Carefully returning to solid ground, scared that if she injured herself in the cave, it would be the end of her, she unrolled the parchment on the table and weighed it down with a couple of vials to stop it springing closed. She scraped the stool back to the table and sat. Then studied the text before her, looking for the particular section she needed.
She knew, because she’d been told by her mother, that some documents were copied from an ancient text - the Egyptian Book of the Dead - but they had been added to over the years, by her ancestors in a complicated web that linked her back, not only to the time of the Pharaohs, but to the Minoan, Mycenae, and Shang Dynasties, the Greeks, and the Romans.
Agatha was looking for the spell that sped the path of the dead - not to the afterlife, but to reincarnation. She wanted her Constance, and she knew how to do it. She traced across the page with her finger and her lips moved soundlessly as she read. Suddenly, she tapped on the words and smiled. She’d found what she was looking for.

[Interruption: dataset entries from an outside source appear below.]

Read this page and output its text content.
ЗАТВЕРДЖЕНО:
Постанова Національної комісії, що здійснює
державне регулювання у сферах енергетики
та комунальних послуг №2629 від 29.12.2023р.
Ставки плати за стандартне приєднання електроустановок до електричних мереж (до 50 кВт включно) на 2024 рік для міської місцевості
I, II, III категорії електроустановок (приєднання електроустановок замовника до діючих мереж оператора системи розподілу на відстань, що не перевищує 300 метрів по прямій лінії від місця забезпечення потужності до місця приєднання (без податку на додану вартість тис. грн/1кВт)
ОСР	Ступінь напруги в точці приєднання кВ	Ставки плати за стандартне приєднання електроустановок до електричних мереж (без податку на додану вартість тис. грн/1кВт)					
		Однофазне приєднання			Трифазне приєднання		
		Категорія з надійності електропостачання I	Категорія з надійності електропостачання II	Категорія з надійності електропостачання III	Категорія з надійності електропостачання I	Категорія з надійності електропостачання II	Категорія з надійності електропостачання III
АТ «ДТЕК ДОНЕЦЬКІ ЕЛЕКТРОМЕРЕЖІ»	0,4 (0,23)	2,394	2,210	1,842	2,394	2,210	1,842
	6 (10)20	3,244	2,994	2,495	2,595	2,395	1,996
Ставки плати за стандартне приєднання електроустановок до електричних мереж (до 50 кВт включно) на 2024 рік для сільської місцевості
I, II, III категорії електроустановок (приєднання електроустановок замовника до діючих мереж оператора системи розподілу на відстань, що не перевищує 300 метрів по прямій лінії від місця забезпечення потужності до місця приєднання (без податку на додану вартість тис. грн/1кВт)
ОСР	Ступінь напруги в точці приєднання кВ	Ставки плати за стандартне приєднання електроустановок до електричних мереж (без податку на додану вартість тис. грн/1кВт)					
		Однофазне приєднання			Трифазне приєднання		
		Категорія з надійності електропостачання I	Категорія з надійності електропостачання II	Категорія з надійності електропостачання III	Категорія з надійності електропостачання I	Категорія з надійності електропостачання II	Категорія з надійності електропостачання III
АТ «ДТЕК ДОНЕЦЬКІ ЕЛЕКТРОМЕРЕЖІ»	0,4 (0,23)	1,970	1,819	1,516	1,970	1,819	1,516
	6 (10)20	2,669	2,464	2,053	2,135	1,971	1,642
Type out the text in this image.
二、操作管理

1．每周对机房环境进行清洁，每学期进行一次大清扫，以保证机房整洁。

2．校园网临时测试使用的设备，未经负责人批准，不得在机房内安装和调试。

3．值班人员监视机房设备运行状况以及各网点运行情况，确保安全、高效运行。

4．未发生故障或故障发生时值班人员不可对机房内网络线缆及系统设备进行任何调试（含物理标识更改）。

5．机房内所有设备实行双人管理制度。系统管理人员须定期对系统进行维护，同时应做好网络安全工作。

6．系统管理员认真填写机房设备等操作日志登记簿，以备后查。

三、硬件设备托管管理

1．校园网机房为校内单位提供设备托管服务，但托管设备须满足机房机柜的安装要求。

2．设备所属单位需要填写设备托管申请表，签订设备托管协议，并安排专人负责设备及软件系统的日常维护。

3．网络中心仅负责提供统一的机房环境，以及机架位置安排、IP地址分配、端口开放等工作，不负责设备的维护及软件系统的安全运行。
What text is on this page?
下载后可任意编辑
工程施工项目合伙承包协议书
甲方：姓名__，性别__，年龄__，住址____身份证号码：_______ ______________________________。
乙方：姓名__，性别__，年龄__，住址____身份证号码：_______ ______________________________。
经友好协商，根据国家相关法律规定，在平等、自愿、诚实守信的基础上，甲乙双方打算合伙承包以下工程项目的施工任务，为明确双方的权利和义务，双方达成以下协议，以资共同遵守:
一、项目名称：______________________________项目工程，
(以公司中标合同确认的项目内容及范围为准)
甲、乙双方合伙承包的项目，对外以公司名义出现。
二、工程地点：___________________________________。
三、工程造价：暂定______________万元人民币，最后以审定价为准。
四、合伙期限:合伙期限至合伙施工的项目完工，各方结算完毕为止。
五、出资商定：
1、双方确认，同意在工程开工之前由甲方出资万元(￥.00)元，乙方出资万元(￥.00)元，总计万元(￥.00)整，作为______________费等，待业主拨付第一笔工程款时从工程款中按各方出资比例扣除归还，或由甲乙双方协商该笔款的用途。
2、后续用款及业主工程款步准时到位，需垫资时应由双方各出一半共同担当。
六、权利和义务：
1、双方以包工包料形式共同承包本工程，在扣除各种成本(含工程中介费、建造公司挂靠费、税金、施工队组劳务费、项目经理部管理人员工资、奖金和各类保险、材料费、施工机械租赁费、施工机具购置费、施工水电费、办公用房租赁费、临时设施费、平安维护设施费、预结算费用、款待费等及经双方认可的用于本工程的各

She reached behind her and took a small square wooden tablet of evergreen oak from a pile on the lowest shelf and grabbed a stylus from the basket next to her. She reached up and held the metal tip in the heat of the torch to cleanse it, blew on it to cool it slightly, then pressed the sharp nib into her left wrist, piercing the skin and pricking a vein. When she pulled it away, a bead of blood glistened red on the surface of her tanned arm and caught the light as the flame flickered.
She dipped the stylus into her blood and, using it as ink, copied the relevant section of the spell onto the wooden surface. As she wrote, the blood was absorbed into the wood and left barely a trace. Agatha continued until she had completed the full text. Then she set the tablet to one side and returned the scroll to its place. When she’d finished, she sat and pressed her right hand against the wound and applied pressure to stop the bleeding.
Agatha knew that to make her spell work, she would have to place the tablet in Constance’s coffin and bury it with her. So, the previous evening she’d prepared and dressed Constance’s body, and hidden her before Hugh had come to the cottage. She planned to retrieve her precious daughter later, so she could bury her that night, in an unmarked grave just inside the wall of the cemetery.
She sighed and wiped away a tear with the back of her hand. Then reached down to the knapsack that she’d packed before she’d destroyed the cottage. It now contained all of her worldly possessions, and she’d carried it with her to the cave. She rummaged around inside and lifted out the emerald necklace. The jewel caught the torchlight and glowed.
Agatha placed it on the table and studied it for a moment. She was preparing herself, as she knew the magic she needed to perform next would be much darker, more dangerous, and more costly than mere drops of blood.